Clark College celebrates construction milestone


The decade-long work to build a new Clark College campus received its latest affirmation as a decorated steel beam was hoisted upon the first of several structures planned for the site.

On Nov. 2, at a site on the east side of Ridgefield’s Interstate 5 junction, nearly 100 attendees, including the college mascot, Oswald the Penguin, watched as a construction beam was raised high into the air and placed next to more regular-looking steel.

It was part of a “topping out” ceremony, something many development companies want to have to show the work they have done.

“The history of ‘topping out,’ while debated in its origins, represents a symbol of gratitude for the hard work that has brought us to this moment. And the evergreen tree atop the beam represents both a thanksgiving and a prayer for the health and prosperity of future students and community members who will inhabit this structure,” Mike Dickey, senior project manager of construction firm Mortenson, said in a release from the college.

The topped-up spot, at the structure’s pinnacle, features a blue-painted steel beam decorated with the U.S. flag and an evergreen tree, “symbolizing persistence, prosperity and longevity…” according to the release.

“The Advanced Manufacturing Center will equip future students with innovative training for careers in the manufacturing trades while also providing programs accessible to Ridgefield and the communities in north Clark County,” said Dr. Karin Edwards, president of Clark College. “Our vision is for this progressive instructional center to serve our growing region and the critical workforce needs, including advanced manufacturing.”

Set to be complete in 2024, the Advanced Manufacturing Center spans 49,000 square feet on a 10-acre property. The 35,000 square feet dedicated to manufacturing training will include three industry-specific classrooms, four labs, five manufacturing cells and a vast open manufacturing floor. The remaining 14,000 square feet will house five general education classrooms and faculty and student amenities. 

On track to be a Leadership in Energy and Environmental Design (LEED) Silver certified building, the Advanced Manufacturing Center will meet state energy performance standards, reduce greenhouse gas emissions and improve operational efficiencies, the release stated. It is designed to accommodate a number of instructional and community needs, and the Advanced Manufacturing Center will be adaptable for future growth.

The center will feature a number of design elements supporting traditional lectures, project-based learning and hybrid models using online content, the release stated. The acoustic design will manage machine noise to allow for students and staff to talk unamplified.

The building is expected to start hosting students in fall 2025, with an initial enrollment of 32 students for advanced manufacturing, the release stated.

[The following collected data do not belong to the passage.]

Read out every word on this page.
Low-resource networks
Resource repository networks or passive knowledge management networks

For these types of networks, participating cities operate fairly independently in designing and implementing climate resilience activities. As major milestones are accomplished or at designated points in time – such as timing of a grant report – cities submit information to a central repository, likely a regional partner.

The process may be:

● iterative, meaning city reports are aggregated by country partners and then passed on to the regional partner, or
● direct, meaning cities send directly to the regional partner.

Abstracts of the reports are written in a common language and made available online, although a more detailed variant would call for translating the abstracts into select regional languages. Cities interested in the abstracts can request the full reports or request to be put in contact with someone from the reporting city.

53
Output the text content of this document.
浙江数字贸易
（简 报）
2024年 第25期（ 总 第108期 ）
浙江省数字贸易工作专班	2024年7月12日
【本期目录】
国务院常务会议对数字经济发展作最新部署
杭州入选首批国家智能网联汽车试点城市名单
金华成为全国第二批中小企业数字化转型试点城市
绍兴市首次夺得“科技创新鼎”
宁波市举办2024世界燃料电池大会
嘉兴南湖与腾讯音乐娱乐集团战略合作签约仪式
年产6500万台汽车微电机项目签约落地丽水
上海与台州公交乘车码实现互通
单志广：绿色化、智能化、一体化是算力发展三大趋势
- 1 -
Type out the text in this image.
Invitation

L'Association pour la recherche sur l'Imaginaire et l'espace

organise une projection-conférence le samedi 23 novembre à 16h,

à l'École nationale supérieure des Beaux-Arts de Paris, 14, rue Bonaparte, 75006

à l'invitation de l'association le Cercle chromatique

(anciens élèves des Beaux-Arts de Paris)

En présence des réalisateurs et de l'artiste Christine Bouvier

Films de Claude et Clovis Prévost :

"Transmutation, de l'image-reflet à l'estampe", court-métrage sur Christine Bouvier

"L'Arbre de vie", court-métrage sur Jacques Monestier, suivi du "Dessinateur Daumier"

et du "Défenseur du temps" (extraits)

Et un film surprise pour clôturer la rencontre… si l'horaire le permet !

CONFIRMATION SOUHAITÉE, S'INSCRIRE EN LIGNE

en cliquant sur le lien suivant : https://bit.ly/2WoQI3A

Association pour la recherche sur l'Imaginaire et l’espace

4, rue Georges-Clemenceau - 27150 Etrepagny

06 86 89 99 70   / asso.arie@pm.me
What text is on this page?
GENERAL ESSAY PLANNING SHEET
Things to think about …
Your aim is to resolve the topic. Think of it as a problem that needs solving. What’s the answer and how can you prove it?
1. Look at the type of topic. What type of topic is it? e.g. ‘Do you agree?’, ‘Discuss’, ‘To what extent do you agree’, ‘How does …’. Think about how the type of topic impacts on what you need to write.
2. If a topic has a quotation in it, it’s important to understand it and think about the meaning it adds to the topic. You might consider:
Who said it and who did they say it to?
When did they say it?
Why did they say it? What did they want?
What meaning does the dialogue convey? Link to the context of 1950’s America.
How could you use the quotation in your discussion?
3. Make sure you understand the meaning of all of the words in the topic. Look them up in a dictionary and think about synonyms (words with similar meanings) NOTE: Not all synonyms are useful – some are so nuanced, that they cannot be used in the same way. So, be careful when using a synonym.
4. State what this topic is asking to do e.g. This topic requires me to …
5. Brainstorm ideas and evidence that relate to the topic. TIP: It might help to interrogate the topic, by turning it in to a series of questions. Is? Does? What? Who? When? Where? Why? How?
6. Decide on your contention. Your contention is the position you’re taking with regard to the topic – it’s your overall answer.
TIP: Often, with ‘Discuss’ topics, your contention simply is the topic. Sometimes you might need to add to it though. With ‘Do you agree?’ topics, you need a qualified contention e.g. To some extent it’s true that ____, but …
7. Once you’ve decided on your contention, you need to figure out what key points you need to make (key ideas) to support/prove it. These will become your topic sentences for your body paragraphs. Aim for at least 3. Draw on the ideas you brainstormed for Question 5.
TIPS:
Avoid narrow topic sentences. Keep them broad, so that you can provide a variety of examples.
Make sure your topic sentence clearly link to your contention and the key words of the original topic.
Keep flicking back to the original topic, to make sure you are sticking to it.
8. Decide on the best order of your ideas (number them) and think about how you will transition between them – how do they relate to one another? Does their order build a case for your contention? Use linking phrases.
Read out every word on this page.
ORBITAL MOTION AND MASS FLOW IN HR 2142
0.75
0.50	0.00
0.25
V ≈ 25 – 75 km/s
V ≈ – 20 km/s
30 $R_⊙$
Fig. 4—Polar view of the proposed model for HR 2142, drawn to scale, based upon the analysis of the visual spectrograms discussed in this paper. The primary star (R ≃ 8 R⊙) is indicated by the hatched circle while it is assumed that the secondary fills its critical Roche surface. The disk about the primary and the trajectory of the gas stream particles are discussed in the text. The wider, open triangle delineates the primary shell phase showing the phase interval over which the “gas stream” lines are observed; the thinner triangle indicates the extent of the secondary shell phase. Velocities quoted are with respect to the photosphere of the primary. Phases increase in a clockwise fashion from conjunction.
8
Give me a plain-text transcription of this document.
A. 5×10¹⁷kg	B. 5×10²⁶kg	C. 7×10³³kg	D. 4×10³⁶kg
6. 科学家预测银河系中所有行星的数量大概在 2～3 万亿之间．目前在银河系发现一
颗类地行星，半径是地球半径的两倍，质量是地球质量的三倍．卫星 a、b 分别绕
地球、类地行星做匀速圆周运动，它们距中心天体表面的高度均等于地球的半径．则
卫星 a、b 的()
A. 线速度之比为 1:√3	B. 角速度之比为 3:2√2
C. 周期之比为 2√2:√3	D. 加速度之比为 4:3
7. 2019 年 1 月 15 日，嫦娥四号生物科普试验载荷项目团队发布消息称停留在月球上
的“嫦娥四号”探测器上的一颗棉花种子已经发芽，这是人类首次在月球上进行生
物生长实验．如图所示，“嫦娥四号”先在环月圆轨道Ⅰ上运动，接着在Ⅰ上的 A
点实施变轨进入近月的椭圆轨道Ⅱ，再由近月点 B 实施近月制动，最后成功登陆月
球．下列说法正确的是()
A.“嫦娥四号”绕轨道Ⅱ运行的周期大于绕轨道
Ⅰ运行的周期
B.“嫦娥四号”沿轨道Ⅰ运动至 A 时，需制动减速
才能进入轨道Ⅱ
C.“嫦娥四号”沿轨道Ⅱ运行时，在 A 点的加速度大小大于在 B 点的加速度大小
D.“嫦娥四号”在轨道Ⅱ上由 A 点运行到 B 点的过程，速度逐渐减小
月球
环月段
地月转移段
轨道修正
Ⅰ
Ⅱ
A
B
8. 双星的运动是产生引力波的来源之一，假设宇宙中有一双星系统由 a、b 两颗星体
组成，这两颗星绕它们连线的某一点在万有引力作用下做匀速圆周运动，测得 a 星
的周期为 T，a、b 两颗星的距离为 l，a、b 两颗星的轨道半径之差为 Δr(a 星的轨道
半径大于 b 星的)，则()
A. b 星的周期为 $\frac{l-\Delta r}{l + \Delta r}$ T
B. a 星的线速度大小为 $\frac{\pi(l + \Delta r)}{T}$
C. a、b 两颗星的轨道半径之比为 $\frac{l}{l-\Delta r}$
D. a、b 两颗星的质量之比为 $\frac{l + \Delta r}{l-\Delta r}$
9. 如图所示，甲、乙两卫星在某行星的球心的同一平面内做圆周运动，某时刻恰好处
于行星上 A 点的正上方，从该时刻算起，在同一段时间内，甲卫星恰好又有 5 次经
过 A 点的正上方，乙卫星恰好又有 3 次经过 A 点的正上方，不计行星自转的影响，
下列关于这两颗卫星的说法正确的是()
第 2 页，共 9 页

The building will also provide general education classes that can serve up to 1,200 students per term.

Clark College Board of Trustees Chair Cristhian Canseco Juarez said the college “is a beacon of opportunity for equitable access to higher education in Southwest Washington.”

“This Advanced Manufacturing Center not only stands as a testament to the college’s commitment to innovation and growth but also underscores our dedication to our community needs and providing the local industry with highly skilled workers,” Juarez said. 

Clark College bought the land where the Clark College at Boschma Farms sits in 2014 from the namesake Boschma family. The college had a ceremonial groundbreaking for the site in June 2022.